What you’re experiencing is quite common, but before I answer your question I’d like to talk about the question itself. Sometimes the way we voice our questions may unintentionally convince us that we own the unwanted condition. If you always ask, “Why can’t I focus…” you’re actually assuming you can’t. To avoid this we should always voice our questions so they assume a strength rather than a weakness like: “How can I learn to focus at shows as well as I do in my lessons?”
Now back to your question. One of the best ways to stay focused during a competition is to create a small list of things you’d like to focus on. This is called selective attention because you purposely select what you’re going to pay attention to (like your coach’s instructions) instead of letting your mind wander to whatever random thoughts might pop into your head (like previous disappointments).

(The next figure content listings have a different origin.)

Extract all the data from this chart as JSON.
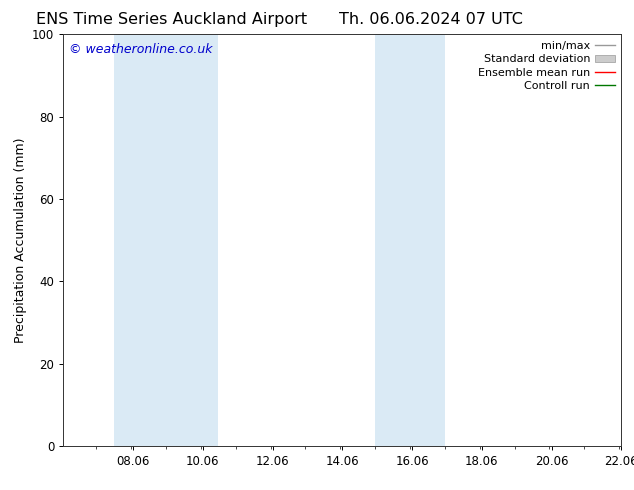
{
  "title_left": "ENS Time Series Auckland Airport",
  "title_right": "Th. 06.06.2024 07 UTC",
  "ylabel": "Precipitation Accumulation (mm)",
  "watermark": "© weatheronline.co.uk",
  "watermark_color": "#0000cc",
  "ylim": [
    0,
    100
  ],
  "yticks": [
    0,
    20,
    40,
    60,
    80,
    100
  ],
  "xlim_start": 6.06,
  "xlim_end": 22.06,
  "xtick_labels": [
    "08.06",
    "10.06",
    "12.06",
    "14.06",
    "16.06",
    "18.06",
    "20.06",
    "22.06"
  ],
  "xtick_positions": [
    8.06,
    10.06,
    12.06,
    14.06,
    16.06,
    18.06,
    20.06,
    22.06
  ],
  "shaded_bands": [
    {
      "x_start": 7.5,
      "x_end": 9.0
    },
    {
      "x_start": 9.0,
      "x_end": 10.5
    },
    {
      "x_start": 15.0,
      "x_end": 16.0
    },
    {
      "x_start": 16.0,
      "x_end": 17.0
    }
  ],
  "band_color": "#daeaf5",
  "background_color": "#ffffff",
  "legend_entries": [
    {
      "label": "min/max",
      "color": "#aaaaaa",
      "style": "minmax"
    },
    {
      "label": "Standard deviation",
      "color": "#cccccc",
      "style": "box"
    },
    {
      "label": "Ensemble mean run",
      "color": "#ff0000",
      "style": "line"
    },
    {
      "label": "Controll run",
      "color": "#007700",
      "style": "line"
    }
  ],
  "title_fontsize": 11.5,
  "axis_fontsize": 9,
  "tick_fontsize": 8.5,
  "legend_fontsize": 8,
  "watermark_fontsize": 9
}
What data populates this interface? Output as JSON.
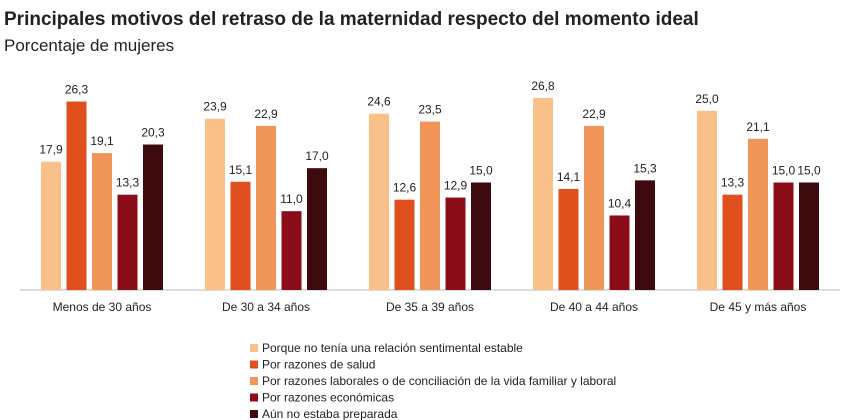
{
  "chart_data": {
    "type": "bar",
    "title": "Principales motivos del retraso de la maternidad respecto del momento ideal",
    "subtitle": "Porcentaje de mujeres",
    "categories": [
      "Menos de 30 años",
      "De 30 a 34 años",
      "De 35 a 39 años",
      "De 40 a 44 años",
      "De 45 y más años"
    ],
    "ylim": [
      0,
      30
    ],
    "series": [
      {
        "name": "Porque no tenía una relación sentimental estable",
        "color": "#f9c08a",
        "values": [
          17.9,
          23.9,
          24.6,
          26.8,
          25.0
        ],
        "value_labels": [
          "17,9",
          "23,9",
          "24,6",
          "26,8",
          "25,0"
        ]
      },
      {
        "name": "Por razones de salud",
        "color": "#e0501e",
        "values": [
          26.3,
          15.1,
          12.6,
          14.1,
          13.3
        ],
        "value_labels": [
          "26,3",
          "15,1",
          "12,6",
          "14,1",
          "13,3"
        ]
      },
      {
        "name": "Por razones laborales o de conciliación de la vida familiar y laboral",
        "color": "#f0955a",
        "values": [
          19.1,
          22.9,
          23.5,
          22.9,
          21.1
        ],
        "value_labels": [
          "19,1",
          "22,9",
          "23,5",
          "22,9",
          "21,1"
        ]
      },
      {
        "name": "Por razones económicas",
        "color": "#8b0d1a",
        "values": [
          13.3,
          11.0,
          12.9,
          10.4,
          15.0
        ],
        "value_labels": [
          "13,3",
          "11,0",
          "12,9",
          "10,4",
          "15,0"
        ]
      },
      {
        "name": "Aún no estaba preparada",
        "color": "#3d0a0e",
        "values": [
          20.3,
          17.0,
          15.0,
          15.3,
          15.0
        ],
        "value_labels": [
          "20,3",
          "17,0",
          "15,0",
          "15,3",
          "15,0"
        ]
      }
    ]
  }
}
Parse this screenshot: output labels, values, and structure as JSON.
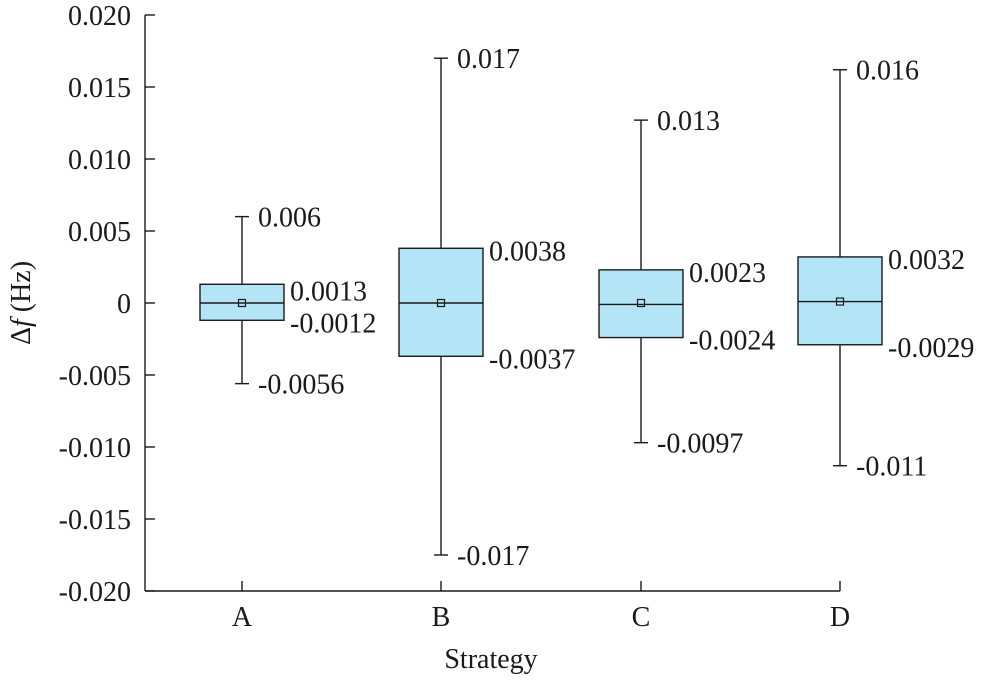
{
  "chart_data": {
    "type": "box",
    "xlabel": "Strategy",
    "ylabel_symbol": "Δ",
    "ylabel_var": "f",
    "ylabel_unit": " (Hz)",
    "ylim": [
      -0.02,
      0.02
    ],
    "yticks": [
      {
        "value": 0.02,
        "label": "0.020"
      },
      {
        "value": 0.015,
        "label": "0.015"
      },
      {
        "value": 0.01,
        "label": "0.010"
      },
      {
        "value": 0.005,
        "label": "0.005"
      },
      {
        "value": 0,
        "label": "0"
      },
      {
        "value": -0.005,
        "label": "-0.005"
      },
      {
        "value": -0.01,
        "label": "-0.010"
      },
      {
        "value": -0.015,
        "label": "-0.015"
      },
      {
        "value": -0.02,
        "label": "-0.020"
      }
    ],
    "categories": [
      "A",
      "B",
      "C",
      "D"
    ],
    "boxes": [
      {
        "category": "A",
        "max": 0.006,
        "q3": 0.0013,
        "median": 0.0,
        "mean": 0.0,
        "q1": -0.0012,
        "min": -0.0056,
        "labels": {
          "max": "0.006",
          "q3": "0.0013",
          "q1": "-0.0012",
          "min": "-0.0056"
        }
      },
      {
        "category": "B",
        "max": 0.017,
        "q3": 0.0038,
        "median": 0.0,
        "mean": 0.0,
        "q1": -0.0037,
        "min": -0.0175,
        "labels": {
          "max": "0.017",
          "q3": "0.0038",
          "q1": "-0.0037",
          "min": "-0.017"
        }
      },
      {
        "category": "C",
        "max": 0.0127,
        "q3": 0.0023,
        "median": -0.0001,
        "mean": 0.0,
        "q1": -0.0024,
        "min": -0.0097,
        "labels": {
          "max": "0.013",
          "q3": "0.0023",
          "q1": "-0.0024",
          "min": "-0.0097"
        }
      },
      {
        "category": "D",
        "max": 0.0162,
        "q3": 0.0032,
        "median": 0.0001,
        "mean": 0.0001,
        "q1": -0.0029,
        "min": -0.0113,
        "labels": {
          "max": "0.016",
          "q3": "0.0032",
          "q1": "-0.0029",
          "min": "-0.011"
        }
      }
    ],
    "box_color": "#b3e5f7",
    "grid": false,
    "legend": "none"
  }
}
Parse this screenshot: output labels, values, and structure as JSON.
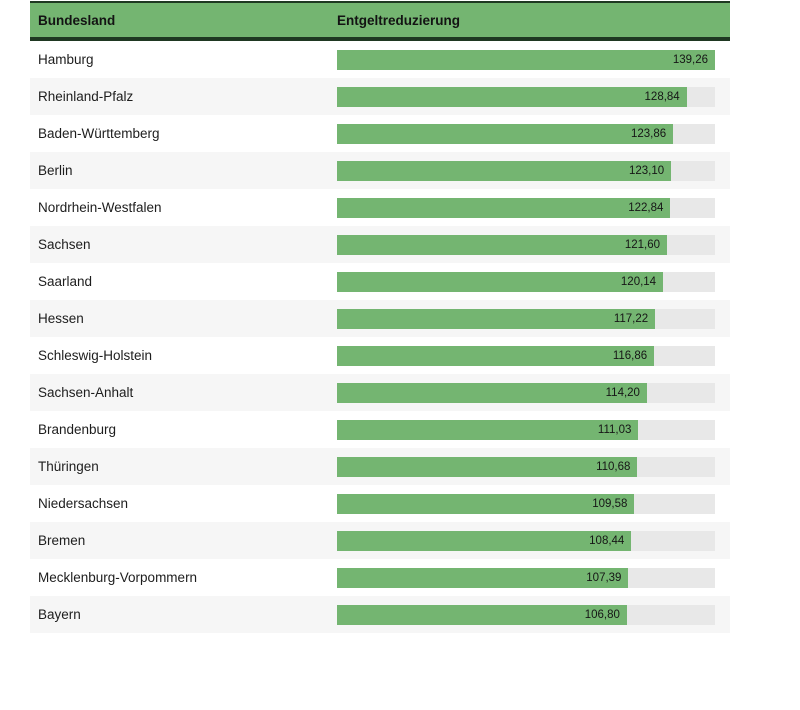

The good news is that your mind can only focus on one thing at a time. If you’re focusing on your coach’s instructions you literally can’t think about previous disappointments. This is called attention blindness.
An interesting condition called the cocktail party effect can help you understand how this happens. You can probably recall a time when in a noisy crowded room you tried talking to one person while trying to listen to the conversation of another. If you’re like most, you learned that it’s impossible, not because you can’t focus when it counts but because your mind can only really focus on one thought at a time. You just need to define clearly what that thought is going to be!
When it comes to riding, create a very short list of things you’d like to focus on. Write them down well in advance of the competition and repeat them often so they’ll stick with you once you arrive at the show grounds.
Remember to ask yourself: Are you thinking about what you think you should be thinking about?